Pros: Syncs passwords across all your Windows, macOS, Android, and iOS devices. Two-factor authentication. Free.
Cons: Doesn’t fill web forms. Lacks secure sharing, digital inheritance. Security status details require upgrade to paid edition.
Bottom Line: Avira Password Manager performs the basics of password management on all your devices, but it doesn’t offer form-filling, secure sharing, and other advanced features in the best competitors.
Pros: Syncs across many platforms. Secure sharing. Automatic password capture. Can sub for Google Authenticator. Generates strong passwords. Free.
Cons: Password replay not fully automated. Offers insecure sharing option. Not free for mobile use. Didn’t capture some common sites in testing. Syncing requires third-party cloud storage.
Bottom Line: Enpass Password Manager stores your passwords locally, or uses third-party cloud storage for syncing. It handles the basics, with some quirks, but lacks account inheritance and other advanced features.
Pros: Handles passwords for any website or application. Powerful, versatile password generator.
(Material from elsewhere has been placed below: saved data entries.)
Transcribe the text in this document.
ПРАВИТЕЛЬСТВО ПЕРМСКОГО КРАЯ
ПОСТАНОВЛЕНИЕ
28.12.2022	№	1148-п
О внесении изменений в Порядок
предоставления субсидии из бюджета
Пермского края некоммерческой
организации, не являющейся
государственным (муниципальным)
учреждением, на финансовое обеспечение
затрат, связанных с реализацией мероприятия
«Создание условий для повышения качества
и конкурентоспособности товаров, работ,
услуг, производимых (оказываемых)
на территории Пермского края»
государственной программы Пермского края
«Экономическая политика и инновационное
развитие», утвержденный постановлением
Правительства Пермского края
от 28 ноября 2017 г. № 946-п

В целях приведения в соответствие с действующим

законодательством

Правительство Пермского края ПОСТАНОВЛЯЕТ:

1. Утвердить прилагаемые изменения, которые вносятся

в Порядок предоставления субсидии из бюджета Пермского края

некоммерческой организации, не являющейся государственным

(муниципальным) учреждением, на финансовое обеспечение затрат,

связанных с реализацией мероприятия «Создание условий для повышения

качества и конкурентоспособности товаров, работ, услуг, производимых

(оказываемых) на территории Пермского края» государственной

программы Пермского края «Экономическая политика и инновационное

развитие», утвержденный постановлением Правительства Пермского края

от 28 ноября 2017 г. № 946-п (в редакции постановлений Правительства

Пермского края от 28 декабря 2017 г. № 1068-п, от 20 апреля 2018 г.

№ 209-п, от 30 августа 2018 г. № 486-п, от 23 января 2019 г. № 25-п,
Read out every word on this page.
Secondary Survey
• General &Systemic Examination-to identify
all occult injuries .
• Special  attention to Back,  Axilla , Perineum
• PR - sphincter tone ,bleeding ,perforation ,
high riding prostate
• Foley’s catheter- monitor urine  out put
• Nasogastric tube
Two-factor authentication. Imports from many competitors. More than100 plug-ins add features. Includes keylogger-foiling features.
Cons: Lacks automatic password capture. Password replay launched manually. Synchronizing among devices is complicated. No mobile support.
Bottom Line: KeePass 2.34 is the most configurable password manager around, but many of the convenient features we’ve come to expect are available only through third-party plug-ins.
Pros: Syncs passwords across all your Windows, iOS, and Android devices. Norton Safe Web rates website safety. Actionable password strength report. Automatic password change. Free.
Cons: Form-fill feature currently does not handle address data. Features not in sync across different platforms and browsers. No macOS support. No two-factor authentication, secure password sharing, or digital inheritance.
Bottom Line: Symantec Norton Password Manager now offers an actionable password strength report with automatic updating. The new feature set isn’t consistent across all platforms, however, and you don’t get secure sharing or digital inheritance.